When programmer gets a large piece of code in front of him, it doesn’t matter if it sounds like English with ifs and elses. That is because if the programmer would only look at ifs and elses at that level, the program as a whole would make no sense to him.
In reality what happens is that programmer tries to make sense out of why those ifs and elses are there, what they do and how they relate to the overall system.
In smaller pieces of code this is not so obvious, but for anyone whom has ever worked with large unknown code bases, for them it is obvious.
So while the code is written in known language, it is sort of a new dialect. The language doesn’t have to be different either. Perhaps best anologue would be to relocate yourself to some other western country, which is still western as your own, but with its own little differences. You would have to learn all those little differences, but it would still be very familiar. But you wouldn’t be able to operate unless you had learned them.
And a new language would then be a completely different culture like Asian or African culture. Where majority of the old rules might not work.
Also sometimes with unknown code with no comments you are forced to create the structure out of nowhere by taking in more and more code. That process is very similar to learning a language where by gathering more information you are eventually able to understand the structures of the language and communicate with it.

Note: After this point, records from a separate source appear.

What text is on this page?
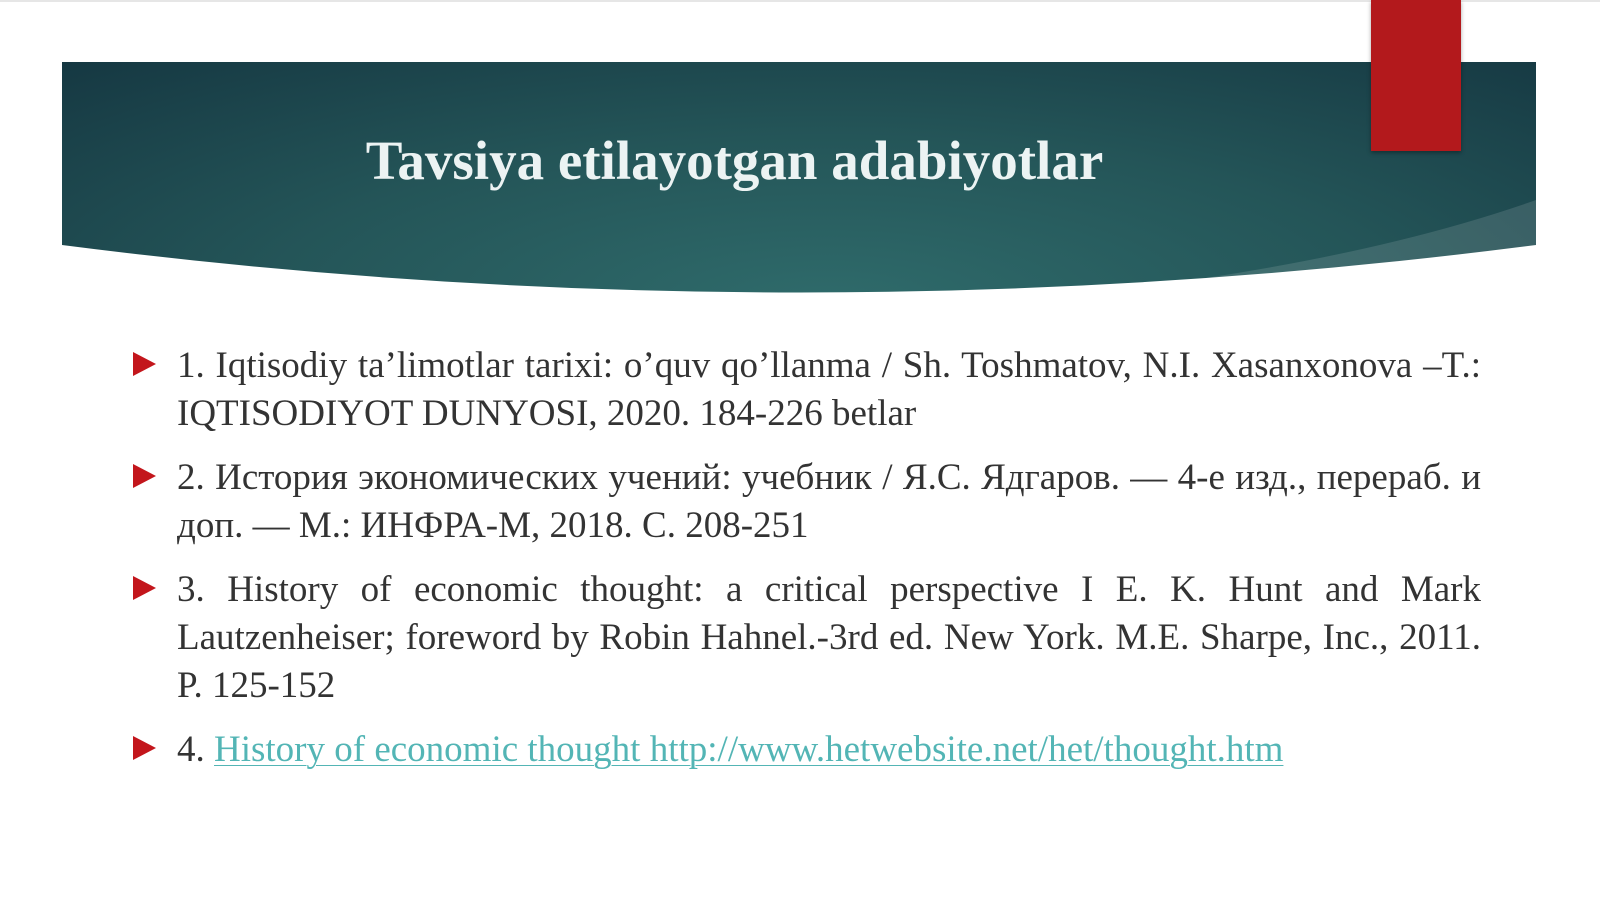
Tavsiya etilayotgan adabiyotlar
1. Iqtisodiy ta’limotlar tarixi: o’quv qo’llanma / Sh. Toshmatov, N.I. Xasanxonova –T.: IQTISODIYOT DUNYOSI, 2020. 184-226 betlar
2. История экономических учений: учебник / Я.С. Ядгаров. — 4-е изд., перераб. и доп. — М.: ИНФРА-М, 2018. С. 208-251
3. History of economic thought: a critical perspective I E. K. Hunt and Mark Lautzenheiser; foreword by Robin Hahnel.-3rd ed. New York. M.E. Sharpe, Inc., 2011. P. 125-152
4. History of economic thought http://www.hetwebsite.net/het/thought.htm
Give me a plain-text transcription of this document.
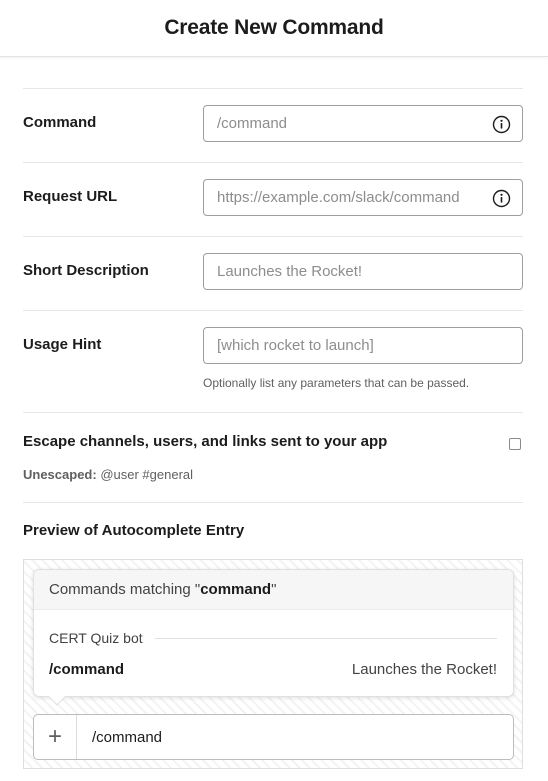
Create New Command
Command	/command
Request URL	https://example.com/slack/command
Short Description	Launches the Rocket!
Usage Hint	[which rocket to launch]
Optionally list any parameters that can be passed.
Escape channels, users, and links sent to your app
Unescaped: @user #general
Preview of Autocomplete Entry
Commands matching " command "
CERT Quiz bot
/command	Launches the Rocket!
+	/command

And once you have learned that structure, those previously unknown little things suddenly start to make sense because you have seen them previously and have learned what they do. Or in case of a spoken language: know what their meaning in real world context at any given time would be.
So no, looking at one line at language syntax level isn’t comparable to learning new language, but neither is looking “Achtung achtung” considered learning a foreign language. But reading a book in a foreign language or mastering a piece of large software most certainly come close to.